"Maka seluruh pohon-pohon padang pergi untuk mengurapi Saul menjadi raja atas mereka."
Kisah para hakim dalam Kitab Hakim merupakan salah satu episode paling menarik dan sering kali kompleks dalam sejarah bangsa Israel. Ayat-ayat yang terpilih, seperti yang tercantum dalam Hakim 9:14, memberikan gambaran sekilas tentang dinamika kekuasaan, keinginan untuk memimpin, dan konsekuensi yang menyertainya. Dalam konteks kitab ini, "hakim" bukan hanya berarti penegak hukum, tetapi lebih luas lagi, adalah pemimpin yang diutus Tuhan untuk menyelamatkan umat-Nya dari penindasan musuh.
Hakim 9:14, meskipun singkat, menyiratkan sebuah momen penting dalam sejarah Israel. Kalimat "Maka seluruh pohon-pohon padang pergi untuk mengurapi Saul menjadi raja atas mereka" merujuk pada perumpamaan yang disampaikan oleh Yotam untuk mengkritik keputusan orang-orang Sikhem yang mengangkat Abimelekh, anak Gideon, sebagai raja. Perumpamaan ini dengan cerdik membandingkan para pemimpin dengan pohon-pohon, di mana pohon zaitun, ara, dan anggur yang berharga menolak untuk berkuasa, sementara pohon duri yang tidak berguna justru menyambut panggilan tersebut. Namun, dalam kutipan yang kita fokuskan, ada sedikit perbedaan interpretasi teks yang mungkin merujuk pada konteks yang berbeda atau merupakan kutipan yang sedikit disesuaikan. Jika kita mengambil teks asli dari Hakim 9:14, bunyinya adalah: "Maka seluruh pohon padang berkata kepada pohon zaitun: 'Marilah engkau memerintah kami'." Perumpamaan ini digunakan oleh Yotam untuk mengecam kepemimpinan Abimelekh.

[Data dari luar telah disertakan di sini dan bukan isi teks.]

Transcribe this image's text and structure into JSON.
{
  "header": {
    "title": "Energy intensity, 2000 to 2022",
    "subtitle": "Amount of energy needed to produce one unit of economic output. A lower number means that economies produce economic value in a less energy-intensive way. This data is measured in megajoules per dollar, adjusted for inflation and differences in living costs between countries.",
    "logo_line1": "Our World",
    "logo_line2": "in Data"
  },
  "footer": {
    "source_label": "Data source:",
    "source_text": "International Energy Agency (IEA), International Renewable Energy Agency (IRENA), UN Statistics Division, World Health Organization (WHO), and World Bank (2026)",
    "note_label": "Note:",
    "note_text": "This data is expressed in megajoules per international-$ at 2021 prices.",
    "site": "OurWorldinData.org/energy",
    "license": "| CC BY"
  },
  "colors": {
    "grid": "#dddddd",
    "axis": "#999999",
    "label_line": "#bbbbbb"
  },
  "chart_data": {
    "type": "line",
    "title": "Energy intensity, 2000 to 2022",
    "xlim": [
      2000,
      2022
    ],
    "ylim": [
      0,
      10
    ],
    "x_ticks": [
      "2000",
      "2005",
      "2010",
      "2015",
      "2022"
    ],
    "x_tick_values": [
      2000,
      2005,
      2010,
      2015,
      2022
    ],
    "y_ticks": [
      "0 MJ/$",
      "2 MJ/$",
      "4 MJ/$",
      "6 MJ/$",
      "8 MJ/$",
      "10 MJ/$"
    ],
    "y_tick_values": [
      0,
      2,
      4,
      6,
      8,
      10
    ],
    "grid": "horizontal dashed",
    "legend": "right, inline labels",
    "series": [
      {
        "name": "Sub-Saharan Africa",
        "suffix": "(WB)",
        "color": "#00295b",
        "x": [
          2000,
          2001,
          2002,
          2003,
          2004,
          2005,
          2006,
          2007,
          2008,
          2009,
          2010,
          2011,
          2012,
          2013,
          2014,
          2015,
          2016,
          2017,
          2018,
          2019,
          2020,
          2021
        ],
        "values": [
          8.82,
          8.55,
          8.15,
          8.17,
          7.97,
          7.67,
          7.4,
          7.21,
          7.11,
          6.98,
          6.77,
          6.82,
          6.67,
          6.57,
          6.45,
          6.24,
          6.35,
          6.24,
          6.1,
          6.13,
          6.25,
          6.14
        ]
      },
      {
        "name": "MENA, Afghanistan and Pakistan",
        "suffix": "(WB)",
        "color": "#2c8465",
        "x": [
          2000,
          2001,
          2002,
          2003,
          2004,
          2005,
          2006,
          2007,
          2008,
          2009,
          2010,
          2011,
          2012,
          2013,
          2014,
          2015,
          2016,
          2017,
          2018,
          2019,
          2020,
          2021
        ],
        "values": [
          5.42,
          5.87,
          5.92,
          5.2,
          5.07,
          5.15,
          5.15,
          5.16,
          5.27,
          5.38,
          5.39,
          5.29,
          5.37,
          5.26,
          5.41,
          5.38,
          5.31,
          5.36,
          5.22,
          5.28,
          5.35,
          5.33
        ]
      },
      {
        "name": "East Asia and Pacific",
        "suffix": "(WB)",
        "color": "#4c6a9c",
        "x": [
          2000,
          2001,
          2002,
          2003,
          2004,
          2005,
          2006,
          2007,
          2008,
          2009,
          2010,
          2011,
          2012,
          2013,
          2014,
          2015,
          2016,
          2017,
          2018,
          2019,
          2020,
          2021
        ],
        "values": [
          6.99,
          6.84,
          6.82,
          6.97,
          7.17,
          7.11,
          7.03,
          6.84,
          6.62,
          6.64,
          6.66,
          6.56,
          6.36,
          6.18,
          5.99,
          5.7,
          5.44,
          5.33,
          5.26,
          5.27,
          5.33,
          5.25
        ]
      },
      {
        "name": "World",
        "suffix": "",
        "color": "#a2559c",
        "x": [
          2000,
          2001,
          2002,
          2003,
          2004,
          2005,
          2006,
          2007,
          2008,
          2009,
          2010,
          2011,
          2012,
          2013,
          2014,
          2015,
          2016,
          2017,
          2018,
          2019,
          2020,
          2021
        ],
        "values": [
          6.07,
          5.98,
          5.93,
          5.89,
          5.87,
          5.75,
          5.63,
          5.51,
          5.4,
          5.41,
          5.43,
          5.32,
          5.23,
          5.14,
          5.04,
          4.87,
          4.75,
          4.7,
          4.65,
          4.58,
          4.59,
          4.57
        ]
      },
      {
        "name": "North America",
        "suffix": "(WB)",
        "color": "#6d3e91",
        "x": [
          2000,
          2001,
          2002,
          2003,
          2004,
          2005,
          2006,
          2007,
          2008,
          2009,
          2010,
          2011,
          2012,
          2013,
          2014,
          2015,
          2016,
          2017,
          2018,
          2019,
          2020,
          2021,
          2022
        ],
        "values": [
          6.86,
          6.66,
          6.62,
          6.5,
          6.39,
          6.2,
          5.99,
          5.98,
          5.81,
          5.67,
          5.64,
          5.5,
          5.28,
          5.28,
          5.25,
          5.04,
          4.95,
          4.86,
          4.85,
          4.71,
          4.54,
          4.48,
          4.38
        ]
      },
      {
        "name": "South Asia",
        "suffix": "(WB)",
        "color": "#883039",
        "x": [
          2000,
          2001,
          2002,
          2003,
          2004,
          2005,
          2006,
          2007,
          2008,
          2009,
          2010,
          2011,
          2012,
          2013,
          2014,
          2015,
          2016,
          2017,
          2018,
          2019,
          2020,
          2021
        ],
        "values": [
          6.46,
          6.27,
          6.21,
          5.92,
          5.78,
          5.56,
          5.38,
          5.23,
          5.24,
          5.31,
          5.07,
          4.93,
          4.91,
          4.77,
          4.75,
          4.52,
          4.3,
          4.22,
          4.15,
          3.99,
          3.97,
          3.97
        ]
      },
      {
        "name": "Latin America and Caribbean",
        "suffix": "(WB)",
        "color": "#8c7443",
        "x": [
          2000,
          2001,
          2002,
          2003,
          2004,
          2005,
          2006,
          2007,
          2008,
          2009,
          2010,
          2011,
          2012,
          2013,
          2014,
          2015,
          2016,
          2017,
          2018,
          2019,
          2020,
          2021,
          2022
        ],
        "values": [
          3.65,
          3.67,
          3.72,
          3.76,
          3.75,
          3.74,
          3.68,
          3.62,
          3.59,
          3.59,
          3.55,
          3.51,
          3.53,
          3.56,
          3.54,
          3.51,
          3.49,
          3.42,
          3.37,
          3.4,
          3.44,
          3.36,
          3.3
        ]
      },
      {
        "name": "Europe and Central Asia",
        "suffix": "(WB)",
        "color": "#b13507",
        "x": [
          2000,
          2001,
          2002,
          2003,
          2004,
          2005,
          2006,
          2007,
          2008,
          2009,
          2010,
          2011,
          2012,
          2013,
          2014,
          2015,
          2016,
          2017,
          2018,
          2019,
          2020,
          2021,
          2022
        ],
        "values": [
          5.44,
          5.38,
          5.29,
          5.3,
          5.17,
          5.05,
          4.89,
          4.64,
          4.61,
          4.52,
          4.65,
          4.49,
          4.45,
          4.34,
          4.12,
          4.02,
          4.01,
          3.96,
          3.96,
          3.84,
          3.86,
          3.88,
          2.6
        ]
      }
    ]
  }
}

Apapun penafsiran detailnya, inti dari bagian ini adalah tentang kepemimpinan yang tidak semestinya dan akibat dari pemilihan pemimpin yang kurang bijak. Pemilihan seorang pemimpin, baik dalam skala keluarga, masyarakat, maupun bangsa, adalah urusan yang sangat serius. Seorang pemimpin yang bijak akan membawa kemakmuran, kedamaian, dan pertumbuhan. Sebaliknya, pemimpin yang buruk dapat membawa kehancuran dan penderitaan. Ayat-ayat ini menjadi pengingat bagi kita semua untuk selalu berdoa dan berpikir jernih ketika memilih atau mendukung seseorang untuk memegang posisi kepemimpinan.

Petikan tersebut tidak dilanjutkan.